Possibilitem às crianças experiências de narrativas, de apreciação e interação com a linguagem oral e escrita, e convívio com diferentes suportes e gêneros textuais orais e escritos;

Recriem, em contextos significativos para as crianças, relações quantitativas, medidas, formas e orientações espaço-temporais;

Ampliem a confiança e a participação das crianças nas atividades individuais e coletivas;

Possibilitem situações de aprendizagem mediadas para a elaboração da autonomia das crianças nas ações de cuidado pessoal, auto-organização, saúde e bem-estar;

Possibilitem vivências éticas e estéticas com outras crianças e grupos culturais, que alarguem seus padrões de referência e de identidades no diálogo e conhecimento da diversidade;

Incentivem a curiosidade, a exploração, o encantamento, o questionamento, a indagação e o conhecimento das crianças em relação ao mundo físico e social, ao tempo e à natureza;

Promovam o relacionamento e a interação das crianças com diversificadas manifestações de música, artes plásticas e gráficas, cinema, fotografia, dança, teatro, poesia e literatura;

Promovam a interação, o cuidado, a preservação e o conhecimento da biodiversidade e da sustentabilidade da vida na Terra, assim como o não desperdício dos recursos naturais;

Propiciem a interação e o conhecimento pelas crianças das manifestações e tradições culturais brasileiras;

Possibilitem a utilização de gravadores, projetores, computadores, máquinas fotográficas, e outros recursos tecnológicos e midiáticos. (BRASIL, 2009, p. 25-27).
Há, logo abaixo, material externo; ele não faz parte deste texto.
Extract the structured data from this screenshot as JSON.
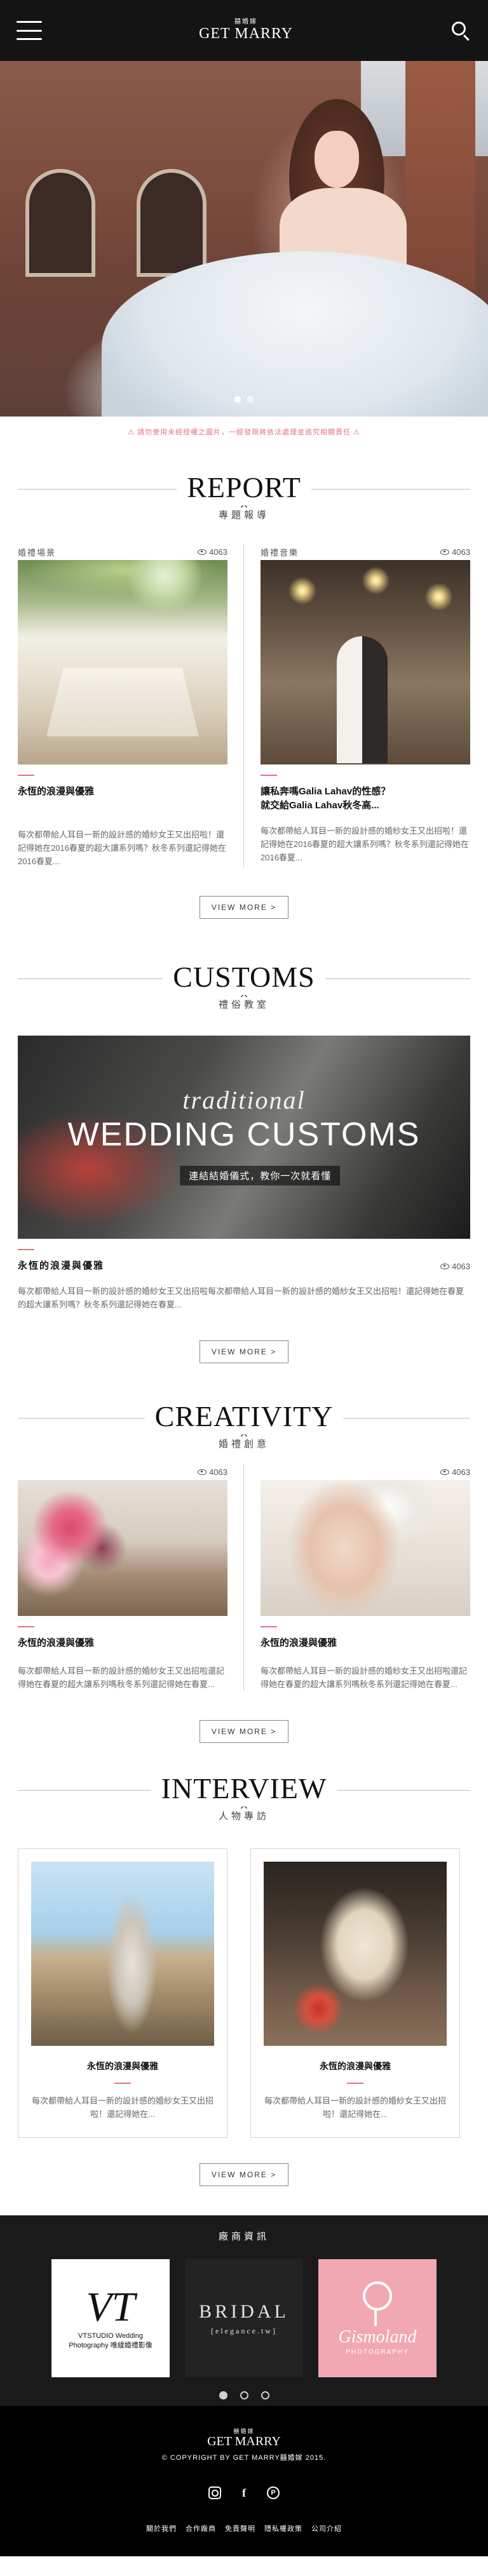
{
  "header": {
    "logo_small": "囍婚嫁",
    "logo_main": "GET MARRY"
  },
  "hero": {
    "slide_count": 2,
    "active_slide": 1
  },
  "notice": "⚠ 請勿使用未經授權之圖片，一經發現將依法處理並追究相關責任 ⚠",
  "report": {
    "title_en": "REPORT",
    "x": "✕",
    "title_zh": "專題報導",
    "cards": [
      {
        "category": "婚禮場景",
        "views": "4063",
        "title": "永恆的浪漫與優雅",
        "excerpt": "每次都帶給人耳目一新的設計感的婚紗女王又出招啦！還記得她在2016春夏的超大讓系列嗎？秋冬系列還記得她在2016春夏..."
      },
      {
        "category": "婚禮音樂",
        "views": "4063",
        "title": "讓私奔嗎Galia Lahav的性感？\n就交給Galia Lahav秋冬高...",
        "excerpt": "每次都帶給人耳目一新的設計感的婚紗女王又出招啦！還記得她在2016春夏的超大讓系列嗎？秋冬系列還記得她在2016春夏..."
      }
    ],
    "more_label": "VIEW MORE >"
  },
  "customs": {
    "title_en": "CUSTOMS",
    "x": "✕",
    "title_zh": "禮俗教室",
    "image_script": "traditional",
    "image_big": "WEDDING CUSTOMS",
    "image_banner": "連結結婚儀式，教你一次就看懂",
    "card_title": "永恆的浪漫與優雅",
    "views": "4063",
    "excerpt": "每次都帶給人耳目一新的設計感的婚紗女王又出招啦每次都帶給人耳目一新的設計感的婚紗女王又出招啦！還記得她在春夏的超大讓系列嗎？秋冬系列還記得她在春夏...",
    "more_label": "VIEW MORE >"
  },
  "creativity": {
    "title_en": "CREATIVITY",
    "x": "✕",
    "title_zh": "婚禮創意",
    "cards": [
      {
        "views": "4063",
        "title": "永恆的浪漫與優雅",
        "excerpt": "每次都帶給人耳目一新的設計感的婚紗女王又出招啦還記得她在春夏的超大讓系列嗎秋冬系列還記得她在春夏..."
      },
      {
        "views": "4063",
        "title": "永恆的浪漫與優雅",
        "excerpt": "每次都帶給人耳目一新的設計感的婚紗女王又出招啦還記得她在春夏的超大讓系列嗎秋冬系列還記得她在春夏..."
      }
    ],
    "more_label": "VIEW MORE >"
  },
  "interview": {
    "title_en": "INTERVIEW",
    "x": "✕",
    "title_zh": "人物專訪",
    "cards": [
      {
        "title": "永恆的浪漫與優雅",
        "excerpt": "每次都帶給人耳目一新的設計感的婚紗女王又出招啦！還記得她在..."
      },
      {
        "title": "永恆的浪漫與優雅",
        "excerpt": "每次都帶給人耳目一新的設計感的婚紗女王又出招啦！還記得她在..."
      }
    ],
    "more_label": "VIEW MORE >"
  },
  "vendors": {
    "title": "廠商資訊",
    "logos": [
      {
        "mono": "VT",
        "sub": "VTSTUDIO Wedding Photography 唯緹婚禮影像"
      },
      {
        "name": "BRIDAL",
        "sub": "[elegance.tw]"
      },
      {
        "name": "Gismoland",
        "sub": "PHOTOGRAPHY"
      }
    ],
    "page_count": 3,
    "active_page": 1
  },
  "footer": {
    "logo_small": "囍婚嫁",
    "logo_main": "GET MARRY",
    "copyright": "© COPYRIGHT BY GET MARRY囍婚嫁 2015.",
    "links": [
      "關於我們",
      "合作廠商",
      "免責聲明",
      "隱私權政策",
      "公司介紹"
    ]
  }
}
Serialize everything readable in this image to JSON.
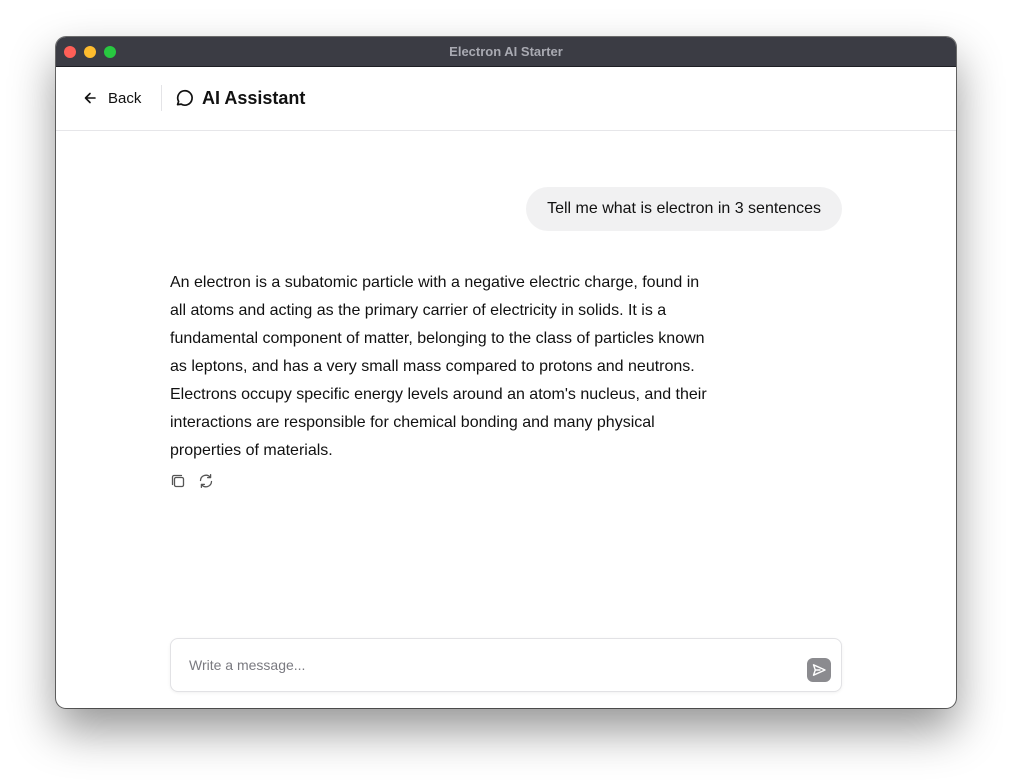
{
  "window": {
    "title": "Electron AI Starter"
  },
  "header": {
    "back_label": "Back",
    "title": "AI Assistant"
  },
  "messages": [
    {
      "role": "user",
      "text": "Tell me what is electron in 3 sentences"
    },
    {
      "role": "assistant",
      "text": "An electron is a subatomic particle with a negative electric charge, found in all atoms and acting as the primary carrier of electricity in solids. It is a fundamental component of matter, belonging to the class of particles known as leptons, and has a very small mass compared to protons and neutrons. Electrons occupy specific energy levels around an atom's nucleus, and their interactions are responsible for chemical bonding and many physical properties of materials."
    }
  ],
  "message_actions": {
    "icons": [
      "copy-icon",
      "regenerate-icon"
    ]
  },
  "composer": {
    "placeholder": "Write a message...",
    "value": "",
    "send_icon": "send-icon"
  },
  "colors": {
    "titlebar": "#3b3c44",
    "user_bubble": "#f1f1f2",
    "send_button": "#8b8b8f"
  }
}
Destacamos ainda a alteração na Lei nº 12.796, de 2013, que em seu artigo 26 define que todos os currículos, da Educação Infantil ao Ensino Médio, deverão ter uma base nacional comum. E a Lei nº 13.005/2014, que promulgou o Plano Nacional de Educação (PNE) em 2014, que reafirma a necessidade de

[...] estabelecer e implantar, mediante pactuação interfederativa [União, Estados, Distrito Federal e Municípios], diretrizes pedagógicas para a educação básica e a base nacional comum dos currículos, com direitos e objetivos de aprendizagem e desenvolvimento dos(as) alunos(as) para cada ano do Ensino Fundamental e Médio, respeitadas as diversidades regional, estadual e local. (BRASIL, 2014).

Sendo a Educação Infantil parte da Educação Básica, deverá ser contemplada na BNCC. As DCNEI (2009) representam um certo consenso na Educação Infantil, sendo um documento maior; ou seja, a Base dele derivou das Diretrizes e orienta o trabalho pedagógico.